# Ingi in Wotlk - Raidberuf?



## WolsraiN (19. September 2008)

Ich höre vom ingi in wotlk nur so sachen wie raketenstiefel enchant oder fallschirm... gibt es nicht etwas raidtaugliches, oder wird der ingi nur ein funberuf?


----------



## red171 (19. September 2008)

WolsraiN schrieb:


> gibt es nicht etwas raidtaugliches, oder wird der ingi nur ein funberuf?

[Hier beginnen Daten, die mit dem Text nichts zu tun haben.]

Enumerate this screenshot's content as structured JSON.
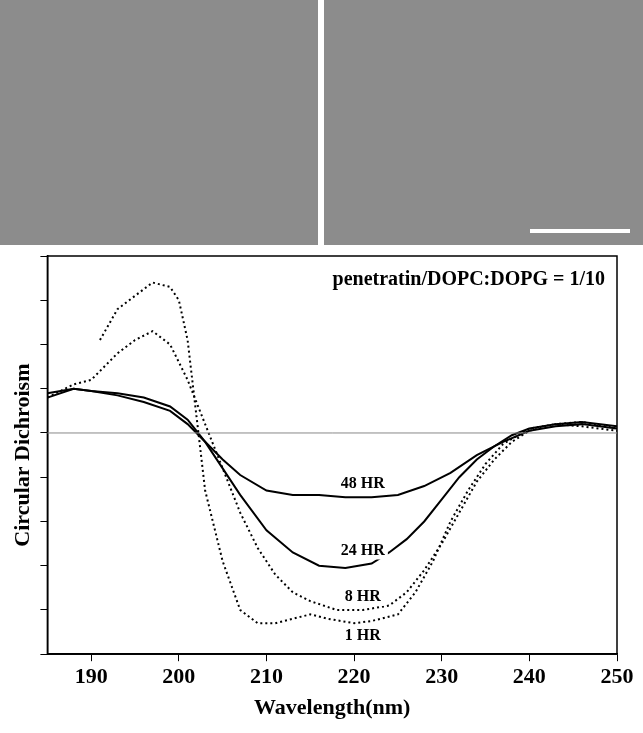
{
  "chart_data": {
    "type": "line",
    "title": "penetratin/DOPC:DOPG = 1/10",
    "x_label": "Wavelength(nm)",
    "y_label": "Circular Dichroism",
    "xlim": [
      185,
      250
    ],
    "xticks": [
      190,
      200,
      210,
      220,
      230,
      240,
      250
    ],
    "ylim": [
      -5,
      4
    ],
    "yticks": [
      -5,
      -4,
      -3,
      -2,
      -1,
      0,
      1,
      2,
      3,
      4
    ],
    "tick_labels": "x",
    "grid": false,
    "zero_line": 0,
    "series": [
      {
        "name": "1 HR",
        "color": "#000000",
        "line_style": "dotted",
        "x": [
          191,
          193,
          195,
          197,
          199,
          200,
          201,
          202,
          203,
          205,
          207,
          209,
          211,
          213,
          215,
          217,
          220,
          222,
          225,
          227,
          229,
          231,
          233,
          235,
          237,
          240,
          243,
          246,
          250
        ],
        "values": [
          2.1,
          2.8,
          3.1,
          3.4,
          3.3,
          3.0,
          2.1,
          0.4,
          -1.3,
          -2.9,
          -4.0,
          -4.3,
          -4.3,
          -4.2,
          -4.1,
          -4.2,
          -4.3,
          -4.25,
          -4.1,
          -3.6,
          -2.9,
          -2.0,
          -1.3,
          -0.7,
          -0.25,
          0.1,
          0.2,
          0.15,
          0.05
        ]
      },
      {
        "name": "8 HR",
        "color": "#000000",
        "line_style": "dotted",
        "x": [
          185,
          188,
          190,
          193,
          195,
          197,
          199,
          201,
          203,
          205,
          207,
          209,
          211,
          213,
          215,
          218,
          221,
          224,
          226,
          228,
          230,
          232,
          234,
          236,
          238,
          240,
          243,
          246,
          250
        ],
        "values": [
          0.8,
          1.1,
          1.2,
          1.8,
          2.1,
          2.3,
          2.0,
          1.2,
          0.2,
          -0.8,
          -1.8,
          -2.6,
          -3.2,
          -3.6,
          -3.8,
          -4.0,
          -4.0,
          -3.9,
          -3.6,
          -3.1,
          -2.5,
          -1.8,
          -1.1,
          -0.6,
          -0.2,
          0.05,
          0.2,
          0.25,
          0.1
        ]
      },
      {
        "name": "24 HR",
        "color": "#000000",
        "line_style": "solid",
        "x": [
          185,
          188,
          190,
          193,
          196,
          199,
          201,
          203,
          205,
          207,
          210,
          213,
          216,
          219,
          222,
          224,
          226,
          228,
          230,
          232,
          234,
          236,
          238,
          240,
          243,
          246,
          250
        ],
        "values": [
          0.8,
          1.0,
          0.95,
          0.9,
          0.8,
          0.6,
          0.3,
          -0.2,
          -0.8,
          -1.4,
          -2.2,
          -2.7,
          -3.0,
          -3.05,
          -2.95,
          -2.7,
          -2.4,
          -2.0,
          -1.5,
          -1.0,
          -0.6,
          -0.3,
          -0.05,
          0.1,
          0.2,
          0.25,
          0.15
        ]
      },
      {
        "name": "48 HR",
        "color": "#000000",
        "line_style": "solid",
        "x": [
          185,
          188,
          190,
          193,
          196,
          199,
          201,
          203,
          205,
          207,
          210,
          213,
          216,
          219,
          222,
          225,
          228,
          231,
          234,
          237,
          240,
          243,
          246,
          250
        ],
        "values": [
          0.9,
          1.0,
          0.95,
          0.85,
          0.7,
          0.5,
          0.2,
          -0.2,
          -0.6,
          -0.95,
          -1.3,
          -1.4,
          -1.4,
          -1.45,
          -1.45,
          -1.4,
          -1.2,
          -0.9,
          -0.5,
          -0.2,
          0.05,
          0.15,
          0.2,
          0.1
        ]
      }
    ]
  }
}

wird? du meinst wohl eher *bleibt* !

es gab noch nie was "raidtaugliches".. ich hab auch nix gesehen was dies werden "*könnte*"


----------



## Lillyan (19. September 2008)

Naja, höchstens den Repairbot... aber ein guter Raid sollte den eh net brauchen.


----------



## Pethry (22. September 2008)

die Brille ist doch im mom raidtauglich


----------



## Asraél. (22. September 2008)

Die Brille gibts im Addon auch wieder soweit ich weiß. Und was mir an dem Beruf Ingi bisher gut gefallen hat ist das einfache farmen von z.B. Urlluft...  kann das der Ingi im Addon auch wieder?


----------



## Pethry (22. September 2008)

hab leider keinen beta acc kann es dir darher nicht genau sagen glaub aber das es net geht und es wieder was neues gibt


----------



## ach was solls. (22. September 2008)

Jep das geht. EIn Screen gibts auch in dem thread unter uns " Wotlk news"

Sieht halt bissl anders aus, was ich auc hglaube ist :

es wird nicht mehr Ur - .... heißen sondern
Äon - ... wenn ich mich nicht irre


----------



## Pethry (22. September 2008)

gut zu wissen 


			Dieser Inhalt steht nur eingeloggten Mitgliedern zur Verfügung.


----------



## Elektron1 (1. Oktober 2008)

Es wird wieder eine lila Brille für lvl 72 geben - als Tank ist die suuper (und wenn sie ähnlich stark im Verhälnis zu den restlichen Marken-Items bzw. Kara-equipp ist, wie die jetzige BC Ingi-Brille, wird man mit der neuen Brille bis zu den großen Raids nix besseres finden :-)  )

Habe deswegen vor kurzem extra auf ingi umgelernt - (ingi ist allerdings schon ziemlich teuer im skillen - ähnlich wie schmiedekunst )

als Tankberuf bringt der Ingi einen klaren Vorteil :-) (Schmiedekunst wird für Tanks auch besser in wotlk)

so long,


----------



## Traklar (11. Oktober 2008)

Bis auf die Ingibrillen und den Repbot, sowie die Fernrohre eigendlich nicht besonders viel für Raids momentan vorhanden.


----------



## Ashtera (13. Oktober 2008)

Traklar schrieb:


> Bis auf die Ingibrillen und den Repbot, sowie die Fernrohre eigendlich nicht besonders viel für Raids momentan vorhanden.



Sehe ich auch so, finde es aber sehr schade.


----------



## SirCire (14. Oktober 2008)

Also als Ingischurke muss ich da teilweise widersprechen:
Überschallbooster
Handmontierte Pyrorakete
Hypergeschwindigkeitsbeschleuniger
Wurmloch: Gadgetzan
Das finde ich ein paar der nettesten Sachen... vor allem das letzte wenn mal wieder kein Magier dabei ist und man nicht laufen mag...
Von den Bomben die man aller 2 Minuten noch werfen kann mal ganz abgesehen


----------